Aunty Joyce bar humbug
Saying that, we did manage to get both of them
laughing after lunch when we played a Christmas game.
Must
say everyone enjoyed the goose stuffed with a haggis stuffing flavoured with
brandy and lemon.
Gwen enjoying her game
Goose adapted from Nigel Slaters recipe
Goose for me has far more flavour than turkey and so moist,
plus the potatoes cooked in goose fat are devine.
Haggis stuffing makes a perfect side dish.
Ingredients
2 large onions, roughly chopped
a little goose fat or oil
one four portion good quality haggis
40gm/2oz oat flakes
glass of brandy
10g/½oz chopped mint leaves
2 lemons, zest and juice only ( but save the skins)
salt and freshly ground black pepper
6 Maris Piper potatoes, cut for roast potatoes
1 x 5kg/11lb goose
Preparation method
Preheat the oven to 220C/425F/Gas 7.
Remove the haggis and crumble into a bowl.
Fry the onions in a pan with a little oil or goose fat until
lightly browned add to the haggis along with the lemon juice and brandy.
Combine thoroughly by hand and salt and pepper to taste.
Place the goose in a large roasting tin and stuff with the
haggis mixture into the cavity.

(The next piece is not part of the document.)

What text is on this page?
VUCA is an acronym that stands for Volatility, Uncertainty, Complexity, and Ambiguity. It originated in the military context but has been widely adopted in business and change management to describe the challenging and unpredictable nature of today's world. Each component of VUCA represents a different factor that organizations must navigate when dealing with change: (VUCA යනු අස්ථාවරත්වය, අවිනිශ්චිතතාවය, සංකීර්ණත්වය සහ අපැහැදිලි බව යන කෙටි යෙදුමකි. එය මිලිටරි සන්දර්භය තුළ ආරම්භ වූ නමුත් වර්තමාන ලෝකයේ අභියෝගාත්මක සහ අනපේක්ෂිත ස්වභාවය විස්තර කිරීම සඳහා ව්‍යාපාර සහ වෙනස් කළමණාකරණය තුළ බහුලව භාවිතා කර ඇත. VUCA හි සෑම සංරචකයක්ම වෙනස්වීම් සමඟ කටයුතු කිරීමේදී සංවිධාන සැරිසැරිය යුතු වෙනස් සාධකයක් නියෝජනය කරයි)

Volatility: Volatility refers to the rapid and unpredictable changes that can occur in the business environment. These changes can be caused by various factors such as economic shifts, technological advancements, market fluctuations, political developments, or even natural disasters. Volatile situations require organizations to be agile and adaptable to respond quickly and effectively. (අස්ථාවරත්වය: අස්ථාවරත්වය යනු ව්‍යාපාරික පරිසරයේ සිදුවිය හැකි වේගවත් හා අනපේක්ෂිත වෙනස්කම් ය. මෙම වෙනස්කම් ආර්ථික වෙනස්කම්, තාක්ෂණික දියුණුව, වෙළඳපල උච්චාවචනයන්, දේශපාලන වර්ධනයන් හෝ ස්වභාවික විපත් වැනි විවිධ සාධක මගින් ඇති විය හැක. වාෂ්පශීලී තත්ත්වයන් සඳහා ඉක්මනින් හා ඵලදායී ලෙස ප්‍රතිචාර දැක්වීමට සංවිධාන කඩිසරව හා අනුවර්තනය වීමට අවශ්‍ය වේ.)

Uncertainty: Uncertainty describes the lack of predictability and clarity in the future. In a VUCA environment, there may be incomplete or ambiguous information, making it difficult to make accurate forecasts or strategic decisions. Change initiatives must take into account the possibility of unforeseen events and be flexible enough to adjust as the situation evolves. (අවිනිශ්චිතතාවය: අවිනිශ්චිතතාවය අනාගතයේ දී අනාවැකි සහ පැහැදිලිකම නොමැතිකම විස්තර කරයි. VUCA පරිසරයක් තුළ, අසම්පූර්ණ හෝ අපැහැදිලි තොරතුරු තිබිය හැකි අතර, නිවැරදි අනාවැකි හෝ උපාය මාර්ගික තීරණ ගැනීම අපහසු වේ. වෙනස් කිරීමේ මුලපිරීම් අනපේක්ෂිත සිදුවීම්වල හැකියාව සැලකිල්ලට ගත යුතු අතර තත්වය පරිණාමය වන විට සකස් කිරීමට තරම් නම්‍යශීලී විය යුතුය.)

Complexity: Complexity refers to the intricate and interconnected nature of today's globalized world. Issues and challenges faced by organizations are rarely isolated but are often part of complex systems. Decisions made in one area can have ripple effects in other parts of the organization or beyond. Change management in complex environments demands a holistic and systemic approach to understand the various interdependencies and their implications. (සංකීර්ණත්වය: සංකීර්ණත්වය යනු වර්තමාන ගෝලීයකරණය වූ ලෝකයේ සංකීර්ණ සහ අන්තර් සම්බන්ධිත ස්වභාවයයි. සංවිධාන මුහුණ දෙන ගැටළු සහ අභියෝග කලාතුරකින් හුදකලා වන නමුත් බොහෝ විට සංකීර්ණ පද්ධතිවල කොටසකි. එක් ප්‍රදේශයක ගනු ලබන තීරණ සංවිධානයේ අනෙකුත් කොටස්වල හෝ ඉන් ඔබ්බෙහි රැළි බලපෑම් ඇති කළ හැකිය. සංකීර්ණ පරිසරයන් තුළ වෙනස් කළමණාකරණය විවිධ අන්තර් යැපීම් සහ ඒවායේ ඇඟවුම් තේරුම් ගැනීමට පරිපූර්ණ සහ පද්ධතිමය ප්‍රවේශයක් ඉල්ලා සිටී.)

Add the lemon shells to fill and remaining
space.
Roast the goose for 60 minutes and then reduce the
temperature of the oven to 180C/350F/Gas 4.
Remove the goose from the oven and place the potatoes around
the bird.
Return the goose to the oven and continue cooking for 1-1½
hours, until the skin is dark brown and crisp. Check that it is cooked by
forking into the thigh joint, making sure the juices run clear without any sign
of blood.
Remove the goose from the oven, cover with foil and leave to
rest for 15 minutes before carving. Spoon out the stuffing and roast potatoes
and keep warm in the oven.
Serve with all the Christmas trimmings.As always we eat too much and drink just enough!
Enjoy the rest of Christmas and the New Year. See you when we get back in January.